If you prefer bait, live shrimp under a popping cork is always tough to beat, but cut ballyhoo is a solid close second. Take the front half of a 6- to 8-inch hoo, break off the beak, and run a 3/0 Kahle hook up through the chin. Cast the bait out in front of a school of reds, and work the lure back as you would a topwater. Redfish will not ignore it.
Fishermen who prefer staying close to Port Isabel or South Padre Island would do well fishing the Pasture, which is just north of the Queen Isabella Causeway (GPS 26.088867, -97.171767, Mexequita Flats (26.057383-97.1971) and South Bay (GPS 26.0281, -97.20185).

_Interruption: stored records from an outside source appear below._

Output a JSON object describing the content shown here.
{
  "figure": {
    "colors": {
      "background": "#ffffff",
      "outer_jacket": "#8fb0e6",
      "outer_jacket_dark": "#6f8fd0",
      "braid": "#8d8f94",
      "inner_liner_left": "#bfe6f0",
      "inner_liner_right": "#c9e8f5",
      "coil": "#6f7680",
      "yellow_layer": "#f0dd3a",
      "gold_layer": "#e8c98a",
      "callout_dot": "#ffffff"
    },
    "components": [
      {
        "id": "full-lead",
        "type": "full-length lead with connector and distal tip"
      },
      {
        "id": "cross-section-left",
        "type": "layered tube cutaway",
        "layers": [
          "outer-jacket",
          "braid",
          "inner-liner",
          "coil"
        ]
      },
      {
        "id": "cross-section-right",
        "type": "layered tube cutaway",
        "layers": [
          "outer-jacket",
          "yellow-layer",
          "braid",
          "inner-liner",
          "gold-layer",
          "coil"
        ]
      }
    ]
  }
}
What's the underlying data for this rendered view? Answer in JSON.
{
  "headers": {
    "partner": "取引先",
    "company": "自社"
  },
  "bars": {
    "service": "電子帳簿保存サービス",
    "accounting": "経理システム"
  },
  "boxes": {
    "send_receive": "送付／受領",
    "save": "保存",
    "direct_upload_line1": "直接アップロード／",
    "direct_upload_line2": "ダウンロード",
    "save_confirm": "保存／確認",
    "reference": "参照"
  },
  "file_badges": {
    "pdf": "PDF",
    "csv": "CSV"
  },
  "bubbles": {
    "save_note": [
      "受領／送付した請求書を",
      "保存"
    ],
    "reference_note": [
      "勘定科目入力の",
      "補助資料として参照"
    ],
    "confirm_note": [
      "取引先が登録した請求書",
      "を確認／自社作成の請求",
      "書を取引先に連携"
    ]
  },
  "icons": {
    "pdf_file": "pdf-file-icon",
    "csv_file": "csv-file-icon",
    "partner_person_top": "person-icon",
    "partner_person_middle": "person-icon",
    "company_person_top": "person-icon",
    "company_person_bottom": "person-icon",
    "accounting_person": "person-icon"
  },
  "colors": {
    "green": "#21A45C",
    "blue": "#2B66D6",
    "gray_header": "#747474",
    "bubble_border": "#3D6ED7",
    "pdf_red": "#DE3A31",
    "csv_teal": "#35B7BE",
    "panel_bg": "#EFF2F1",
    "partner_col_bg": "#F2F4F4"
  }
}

All produce excellent numbers of redfish in the fall. Its important though, that you need to pay attention to the tides, otherwise youll be waiting a while for high tide.
Anglers looking for something bigger than the typical slot redfish should consider surfing. Some of the real giants of the species start roaming the surf up and down the Texas Coast. Local fishermen interested in tangling with a real bull over 40 inches should look to Boca Chica Beach, across Brazos Santiago Pass. It is a bit of a drive to get there (take US 77 to Brownsville, take the Boca Chica exit, and continue until it turns into SH 4, and ends at the beach), but it is well worth the drive.
Most anglers prefer using large spinning outfits (I prefer a Shimano 8 Terrez paired with a Stradic 8000 FJ loaded with 50-pound Power Pro). Use a fish-finder rig with a 1- to 2-ounce pyramid or flat sinker and a 5/0 Kahle or circle hook. Cut bait works well, but live mullet or pinfish works best. Some fishermen will drive down to the mouth of the Rio Grande to cast net baits, but you can also find some finger mullet in the first gut along the beach. Cast your rig into the second gut right up against the third bar.
It may take some work to find and land a true Boca Chica bull, but many will consider it well worth the effort.
THE BANK BITE
Location: North Brazos Jetties
Species: Speckled Trout
Techniques: Fish live shrimp under a popping cork near the rocks. Soft plastics work too.